\ End of Year 2021 - Sweet Elyse

End of Year 2021


Woah! the end of 2021 and boy it feels like I've not written anything ''personal'' for an age on here but things are all change aren't they? I know everyone writes that especially at this time of year but, at least for me, they really are... 

2021 has been difficult for literally everyone I speak to, starting the year I was working from home at the company I had been employed by for four or so years and a role I adored. I simply loved what I did, working from home was tough which is so strange because I am 100% a 'homebody' but those walls consistently day-in-day out tend to grind you down. 

However, like everyone else, you plod along, don't you? With a pandemic (and boy do I hate that word now) there really is nothing you can do. You can't brute force it to go away. Livelihoods, jobs and security were lost by so many nationally that I felt blessed to some degree that my family were safe and I still had a job. 

Hairy boy was furloughed for months, likewise, he was fine with that - mostly because he was getting fed good food and for once managed to put on weight haha. 

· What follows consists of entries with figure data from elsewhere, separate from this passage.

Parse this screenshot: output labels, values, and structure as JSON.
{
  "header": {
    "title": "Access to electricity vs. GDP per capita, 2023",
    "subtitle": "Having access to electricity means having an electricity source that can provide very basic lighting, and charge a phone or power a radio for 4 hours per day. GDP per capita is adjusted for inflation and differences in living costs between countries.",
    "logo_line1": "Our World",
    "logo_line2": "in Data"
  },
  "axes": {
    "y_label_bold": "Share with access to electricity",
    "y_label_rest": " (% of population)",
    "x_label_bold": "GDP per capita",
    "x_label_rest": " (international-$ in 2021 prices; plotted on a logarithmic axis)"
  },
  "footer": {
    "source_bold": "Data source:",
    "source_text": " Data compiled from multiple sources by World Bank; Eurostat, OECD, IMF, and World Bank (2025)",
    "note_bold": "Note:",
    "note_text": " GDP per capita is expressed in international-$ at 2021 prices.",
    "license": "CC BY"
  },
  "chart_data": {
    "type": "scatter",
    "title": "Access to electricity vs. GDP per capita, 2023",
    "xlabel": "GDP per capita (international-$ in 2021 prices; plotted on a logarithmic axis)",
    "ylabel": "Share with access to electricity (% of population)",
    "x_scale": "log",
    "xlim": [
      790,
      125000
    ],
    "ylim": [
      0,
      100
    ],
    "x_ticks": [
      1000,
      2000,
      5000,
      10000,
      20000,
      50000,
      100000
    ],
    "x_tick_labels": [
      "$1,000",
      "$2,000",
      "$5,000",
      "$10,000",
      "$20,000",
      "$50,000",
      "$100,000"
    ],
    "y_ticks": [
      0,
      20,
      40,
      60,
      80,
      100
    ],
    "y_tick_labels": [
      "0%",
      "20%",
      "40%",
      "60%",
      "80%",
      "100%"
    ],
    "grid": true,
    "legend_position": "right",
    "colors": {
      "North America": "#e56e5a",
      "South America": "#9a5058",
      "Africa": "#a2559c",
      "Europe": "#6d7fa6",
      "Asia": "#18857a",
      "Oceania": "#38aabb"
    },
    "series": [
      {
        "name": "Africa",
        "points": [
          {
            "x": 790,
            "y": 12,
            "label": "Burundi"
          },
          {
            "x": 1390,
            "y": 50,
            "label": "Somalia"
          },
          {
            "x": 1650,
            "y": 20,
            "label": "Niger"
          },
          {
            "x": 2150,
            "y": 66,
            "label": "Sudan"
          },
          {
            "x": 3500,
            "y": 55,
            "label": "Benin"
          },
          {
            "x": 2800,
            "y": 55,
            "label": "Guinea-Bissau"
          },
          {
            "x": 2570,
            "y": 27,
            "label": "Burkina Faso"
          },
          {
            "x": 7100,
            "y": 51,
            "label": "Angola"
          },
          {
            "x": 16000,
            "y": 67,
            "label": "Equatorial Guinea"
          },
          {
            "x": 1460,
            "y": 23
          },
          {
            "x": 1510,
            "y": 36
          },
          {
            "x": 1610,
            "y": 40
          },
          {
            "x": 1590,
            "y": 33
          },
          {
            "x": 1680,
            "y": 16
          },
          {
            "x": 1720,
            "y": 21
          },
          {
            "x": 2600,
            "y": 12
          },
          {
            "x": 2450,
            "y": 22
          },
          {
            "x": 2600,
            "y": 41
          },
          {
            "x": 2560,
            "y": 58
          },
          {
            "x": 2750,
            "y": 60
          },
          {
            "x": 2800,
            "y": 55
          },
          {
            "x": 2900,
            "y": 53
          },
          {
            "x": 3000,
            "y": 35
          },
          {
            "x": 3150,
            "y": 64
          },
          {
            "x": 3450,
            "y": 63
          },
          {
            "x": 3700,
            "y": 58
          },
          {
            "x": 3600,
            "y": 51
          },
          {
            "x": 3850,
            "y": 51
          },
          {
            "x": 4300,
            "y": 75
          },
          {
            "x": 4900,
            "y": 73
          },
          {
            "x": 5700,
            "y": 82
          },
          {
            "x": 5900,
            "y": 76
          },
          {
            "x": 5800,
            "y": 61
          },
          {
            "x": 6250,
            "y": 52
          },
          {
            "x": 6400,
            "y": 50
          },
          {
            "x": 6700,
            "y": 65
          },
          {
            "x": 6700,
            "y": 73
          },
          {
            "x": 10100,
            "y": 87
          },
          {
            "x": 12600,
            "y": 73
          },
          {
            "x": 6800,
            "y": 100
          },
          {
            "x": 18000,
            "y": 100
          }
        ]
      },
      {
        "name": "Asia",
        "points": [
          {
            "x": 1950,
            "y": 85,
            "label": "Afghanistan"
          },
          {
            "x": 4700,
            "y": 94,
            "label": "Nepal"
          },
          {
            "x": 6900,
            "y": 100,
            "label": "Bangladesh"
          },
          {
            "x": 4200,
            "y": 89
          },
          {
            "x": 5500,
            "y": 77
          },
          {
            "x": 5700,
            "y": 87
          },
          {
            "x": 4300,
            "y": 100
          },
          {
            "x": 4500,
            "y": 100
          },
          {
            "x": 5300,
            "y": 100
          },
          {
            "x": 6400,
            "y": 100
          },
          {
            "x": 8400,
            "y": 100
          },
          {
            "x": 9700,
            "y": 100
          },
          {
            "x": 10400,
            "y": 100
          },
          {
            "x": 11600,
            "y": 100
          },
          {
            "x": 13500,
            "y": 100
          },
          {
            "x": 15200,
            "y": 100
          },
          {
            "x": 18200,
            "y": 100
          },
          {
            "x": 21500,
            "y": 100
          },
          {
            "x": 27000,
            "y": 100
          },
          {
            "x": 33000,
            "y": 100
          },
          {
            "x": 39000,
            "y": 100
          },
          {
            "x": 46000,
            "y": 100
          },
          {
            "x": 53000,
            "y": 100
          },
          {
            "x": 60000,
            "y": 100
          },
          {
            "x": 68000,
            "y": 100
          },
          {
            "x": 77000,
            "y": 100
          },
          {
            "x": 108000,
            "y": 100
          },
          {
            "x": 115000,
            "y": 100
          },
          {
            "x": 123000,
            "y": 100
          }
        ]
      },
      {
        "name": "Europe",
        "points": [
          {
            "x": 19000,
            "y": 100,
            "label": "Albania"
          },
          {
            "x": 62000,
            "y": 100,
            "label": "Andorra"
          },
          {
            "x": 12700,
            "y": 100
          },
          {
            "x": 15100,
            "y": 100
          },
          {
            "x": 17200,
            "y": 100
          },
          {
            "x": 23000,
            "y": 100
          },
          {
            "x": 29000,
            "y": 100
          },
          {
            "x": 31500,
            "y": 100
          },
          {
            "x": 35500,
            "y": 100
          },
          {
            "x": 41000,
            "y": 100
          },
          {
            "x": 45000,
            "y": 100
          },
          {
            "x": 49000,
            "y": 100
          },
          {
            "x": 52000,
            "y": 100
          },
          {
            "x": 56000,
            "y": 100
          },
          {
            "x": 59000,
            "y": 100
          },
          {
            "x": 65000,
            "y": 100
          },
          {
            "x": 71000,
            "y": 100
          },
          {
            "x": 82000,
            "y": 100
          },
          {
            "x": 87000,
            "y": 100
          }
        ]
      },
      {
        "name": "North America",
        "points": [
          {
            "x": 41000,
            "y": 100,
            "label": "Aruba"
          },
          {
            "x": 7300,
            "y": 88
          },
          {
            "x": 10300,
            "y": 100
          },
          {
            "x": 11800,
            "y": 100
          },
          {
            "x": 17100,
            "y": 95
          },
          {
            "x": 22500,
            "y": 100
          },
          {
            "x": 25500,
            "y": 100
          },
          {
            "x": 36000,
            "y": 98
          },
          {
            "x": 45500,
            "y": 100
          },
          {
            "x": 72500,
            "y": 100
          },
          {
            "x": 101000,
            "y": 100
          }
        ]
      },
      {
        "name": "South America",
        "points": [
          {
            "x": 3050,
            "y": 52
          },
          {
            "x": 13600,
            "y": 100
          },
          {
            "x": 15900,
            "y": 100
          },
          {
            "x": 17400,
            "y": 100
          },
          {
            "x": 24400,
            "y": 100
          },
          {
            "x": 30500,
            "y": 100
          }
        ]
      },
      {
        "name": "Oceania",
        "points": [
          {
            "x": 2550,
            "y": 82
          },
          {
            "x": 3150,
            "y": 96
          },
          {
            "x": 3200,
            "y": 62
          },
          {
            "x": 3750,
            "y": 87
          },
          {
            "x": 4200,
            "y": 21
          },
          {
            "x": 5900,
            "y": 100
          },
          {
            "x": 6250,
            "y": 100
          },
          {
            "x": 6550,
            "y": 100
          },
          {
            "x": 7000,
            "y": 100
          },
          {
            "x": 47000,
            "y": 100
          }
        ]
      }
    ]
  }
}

As the world attempted to return to normal what because apparently clear to me at least was things had changed, the world had changed, local communities, employment and life in general. We were mostly squeezed and pressurised as a society that, goodness had come out of it. More community spirit, less moaning over trivial issues and strange as it seems, that time indoors may for some have done a heck ton of good as we suddenly found new hobbies, new passions and understood 'ourselves' far more than we could have before. 

Over 2021, I lost loved ones (not Covid related) which came out of nowhere and hit me like a bus. Likewise, the hairy boy also lost loved ones (unfortunately right at the same time, within 3 days we both lost loved ones). 

We grew bonds and relationships with family members that weren't there prior. 

We both started new employment. For me, this was scary because I adored my job, but the offer came at the right time and, looking back it was 100% the right decision. I literally love every second of my work time, the people, the work itself and the organisation. 

Hairy boy was nervous to change organisation and career after working at his previous for eleven or twelve years, the change is scary but, sometimes the scary things are what you absolutely should do. Since starting at his new organisation he's grown as a person, he's confident and loves his job also. 

There was a lot of hurt, anxiety and depression due to life in general. Unresolved angst and just downright ugly moments. 

Likewise, I met my soul people. You know when you simply do not think you can meet people that 'get you' well, I thought that way too. But, I was proven wrong. These people are the type that accepts and understand my weird and unusual quirks and heck, don't try to change it. 

We went from no cats to two cats. Lilith (the original Covid cat as we adopted her right as lockdown happened) and wee Garf became a part of our family in July 2021. 

I've lost weight and got fitter. For me it's not about 'dress size' it's about what size my body gets to be healthy so my health isn't negatively impacted. So far it's taken nearly 4 stone and 3 dress sizes to be a healthy weight. 

Losing weight has taught me also to take no bullshit. Drama be gone, I simply have no time for it as I live my life for my sons. Everything I do has them in mind. 

I've gained a few piercings, I have a few more on my wishlist. As you can see from my image header, how it started and ended are different as I accept me for me. It took 37 years to do that so, through struggles we adapt and grow internally and externally. It really can't be a bad thing if there's growth in the end. 

The hairy boy still has hollow legs so losing weight isn't a goal for him haha. Although he has trimmed his beard a lot. Changed days, right? He has definitely taken more of an initiative into making sure his health and wellness is good. Although he keeps stealing my Body Shop Face Cleaning peel... grrr! 

Going into 2022 I plan to: 

 Finish university - huzzah! Here's hoping all goes well. 
 Spend more time with my besties - girl time is prime time. 
 Save money - security is a huge thing for me and saving brings me peace. 
 Learn to say no more. Without reason. 
 Thrive within my employment. 
 Continually get fitter. Pilates is my bitch now. 

Resolutions sure, most break them but I view them as little challenges and goals - it gives us something to work towards. Moving forward is always a good thing even if we don't achieve them. 

So raise a toast to a new year, new abundance, new beginnings.